The Top Ten Lessons from The Art of War to Battle COVID-19

The Art of War by Sun Tzu was written more than 2,500 years ago. His lessons are still employed by many leaders today. Some historians believe that if the political and military leaders of the 20th and 21st centuries had studied and applied Sun Tzu’s lessons that Vietnam, the Korean War, the Bay of Pigs, and that World Wars I and II may have been avoided. At the very least, these major conflicts would have had significantly different outcomes, whereby millions of young lives would have been saved.

What might the lessons be for coaches, political, business and nonprofit leaders? What might the lessons be related to the deadly Coronavirus pandemic? What are the lessons for parents to lead them towards being Tender Lion Leaders?

What follows is my “Top Ten” list from The Art of War: (The italicized sentences are translations of Sun Tzu. The subtexts are my thoughts.)

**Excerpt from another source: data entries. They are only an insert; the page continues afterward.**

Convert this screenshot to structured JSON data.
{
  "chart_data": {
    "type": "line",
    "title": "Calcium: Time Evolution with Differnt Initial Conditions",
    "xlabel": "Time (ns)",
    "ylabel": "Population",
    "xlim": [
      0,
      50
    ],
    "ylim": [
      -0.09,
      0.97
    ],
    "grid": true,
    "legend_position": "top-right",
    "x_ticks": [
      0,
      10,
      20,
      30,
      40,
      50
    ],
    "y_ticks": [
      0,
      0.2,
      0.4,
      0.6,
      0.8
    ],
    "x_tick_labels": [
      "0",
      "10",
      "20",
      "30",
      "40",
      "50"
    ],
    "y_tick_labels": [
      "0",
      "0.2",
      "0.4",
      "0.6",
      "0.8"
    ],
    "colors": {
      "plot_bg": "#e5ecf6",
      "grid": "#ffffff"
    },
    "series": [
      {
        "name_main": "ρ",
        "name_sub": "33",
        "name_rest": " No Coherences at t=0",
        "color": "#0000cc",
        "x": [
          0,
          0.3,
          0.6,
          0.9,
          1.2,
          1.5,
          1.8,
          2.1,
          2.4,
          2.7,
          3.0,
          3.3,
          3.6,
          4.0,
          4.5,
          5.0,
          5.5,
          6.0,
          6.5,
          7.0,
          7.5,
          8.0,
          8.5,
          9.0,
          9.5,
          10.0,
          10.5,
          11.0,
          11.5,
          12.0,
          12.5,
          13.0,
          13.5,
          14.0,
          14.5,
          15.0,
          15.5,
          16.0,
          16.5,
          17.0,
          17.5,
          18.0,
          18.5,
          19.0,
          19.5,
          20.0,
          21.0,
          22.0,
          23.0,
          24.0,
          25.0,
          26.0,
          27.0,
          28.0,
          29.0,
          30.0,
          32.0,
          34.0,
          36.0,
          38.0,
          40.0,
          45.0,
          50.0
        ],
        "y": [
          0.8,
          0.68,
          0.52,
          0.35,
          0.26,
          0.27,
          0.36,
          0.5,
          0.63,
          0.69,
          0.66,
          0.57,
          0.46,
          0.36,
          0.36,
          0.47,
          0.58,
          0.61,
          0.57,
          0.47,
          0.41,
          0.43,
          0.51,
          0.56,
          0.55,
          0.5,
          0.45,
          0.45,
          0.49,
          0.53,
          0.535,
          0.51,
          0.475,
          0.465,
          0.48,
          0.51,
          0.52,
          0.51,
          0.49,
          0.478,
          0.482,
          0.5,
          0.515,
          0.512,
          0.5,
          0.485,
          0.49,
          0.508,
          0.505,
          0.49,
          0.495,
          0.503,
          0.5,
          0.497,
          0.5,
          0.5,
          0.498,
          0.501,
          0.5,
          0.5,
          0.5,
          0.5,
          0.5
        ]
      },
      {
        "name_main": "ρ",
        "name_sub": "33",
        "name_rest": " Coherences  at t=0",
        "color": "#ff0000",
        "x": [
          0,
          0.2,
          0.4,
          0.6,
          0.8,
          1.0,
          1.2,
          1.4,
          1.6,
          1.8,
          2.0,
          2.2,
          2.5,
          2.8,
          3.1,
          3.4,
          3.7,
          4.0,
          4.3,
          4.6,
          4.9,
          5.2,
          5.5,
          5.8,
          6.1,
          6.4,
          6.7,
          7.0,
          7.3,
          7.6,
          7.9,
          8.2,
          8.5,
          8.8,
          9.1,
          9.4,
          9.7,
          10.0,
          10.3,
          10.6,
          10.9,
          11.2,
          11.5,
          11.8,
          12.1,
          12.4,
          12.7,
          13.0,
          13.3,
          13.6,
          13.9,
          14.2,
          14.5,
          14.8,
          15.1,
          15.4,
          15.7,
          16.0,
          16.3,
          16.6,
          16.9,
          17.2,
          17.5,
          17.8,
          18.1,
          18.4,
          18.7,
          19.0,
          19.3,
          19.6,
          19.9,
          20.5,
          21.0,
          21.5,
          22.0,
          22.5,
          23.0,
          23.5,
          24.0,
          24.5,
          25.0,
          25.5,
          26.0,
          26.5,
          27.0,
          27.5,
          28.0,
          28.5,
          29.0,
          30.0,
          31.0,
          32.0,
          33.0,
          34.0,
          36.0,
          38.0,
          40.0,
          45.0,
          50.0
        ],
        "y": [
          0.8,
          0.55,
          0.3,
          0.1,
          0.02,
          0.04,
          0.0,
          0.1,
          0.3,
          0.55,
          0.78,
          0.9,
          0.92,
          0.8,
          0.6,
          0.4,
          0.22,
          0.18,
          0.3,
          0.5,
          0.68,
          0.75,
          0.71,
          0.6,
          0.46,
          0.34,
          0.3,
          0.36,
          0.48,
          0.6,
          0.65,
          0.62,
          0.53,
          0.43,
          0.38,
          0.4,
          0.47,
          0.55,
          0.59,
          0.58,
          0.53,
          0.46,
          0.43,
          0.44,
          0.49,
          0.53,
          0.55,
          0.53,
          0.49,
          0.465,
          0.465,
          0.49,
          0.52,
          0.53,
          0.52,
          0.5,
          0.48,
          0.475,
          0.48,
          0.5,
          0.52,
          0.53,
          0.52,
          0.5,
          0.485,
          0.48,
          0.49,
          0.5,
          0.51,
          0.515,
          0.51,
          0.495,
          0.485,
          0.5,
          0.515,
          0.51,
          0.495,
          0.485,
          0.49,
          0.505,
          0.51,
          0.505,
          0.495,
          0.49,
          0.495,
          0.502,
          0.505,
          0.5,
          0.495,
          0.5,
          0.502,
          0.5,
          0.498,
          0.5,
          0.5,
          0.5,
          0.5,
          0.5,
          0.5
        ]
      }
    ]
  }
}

  1. If you know the enemy and know yourself, you need not fear the results of 100 battles.
    • What must we do to know “the enemy” and ourselves, not just better, but with a deep and mature knowledge?
  2. The true object of war is peace.
    • What can we best do to know the enemy and ourselves to be in such a position of strength that peace is the only option?
  3. The general who wins the battle makes many calculations before the battle is fought.
    • The Coronavirus disaster has me thinking that our national leaders were “flat-footed” when the pandemic was headed this way, as if we stood at a distance without resolve or ability to take swift action. What possibilities exist to create a new situation so we don’t repeat the errors of the past?
  4. It is only one who is thoroughly acquainted with the evils of war who can understand the profitable way of carrying it on.
    • What can be done, in advance, to ensure that your team has experienced leaders, scenarios planned and systems in place to respond proactively?
  5. The consummate leader cultivates the moral law and strictly adheres to method and discipline.
    • This is huge, and requires of us (individually, elected and business leaders) to be accountable to moral, ethical, smart and sensitive leadership.
  6. There are six ways of courting defeat: neglect to estimate the enemy’s strength; want of authority; defective training; unjustifiable anger; non-observance of discipline; failure to use the best possible team.
    • There is so much packed into the previous sentence, that I don’t even know where to start with this!
  7. The general who advances without coveting fame and retreats without feeling disgrace…is the jewel of the kingdom.
    • If the leader is overly motivated by ego…look out! His/her decisions will be influenced only thinking of self, versus decisions for the greater good. This is a recipe for disaster in volatile times.
  8. You will not succeed unless your men have tenacity and unity of purpose, and above all, a spirit of sympathetic cooperation.
    • What can we do to encourage our leaders to pursue this paradigm? What can you do as a leader to instill this spirit in your team?
  9. What enables wise leaders to strike and conquer, and achieve things beyond the reach of ordinary men, is foreknowledge. Spies are a most important element in a war, because upon them depends the army’s ability to move.
    • What can you do to employ “spies” to gather essential information to make the best decisions?
  10. The motivation and desire to win must be overwhelming. (My translation applied here)

In peace prepare for war, war prepare for peace. The art of war is of vital importance to the state. It is a matter of life and death, a road either to safety or to ruin. Hence under no circumstances can it be neglected.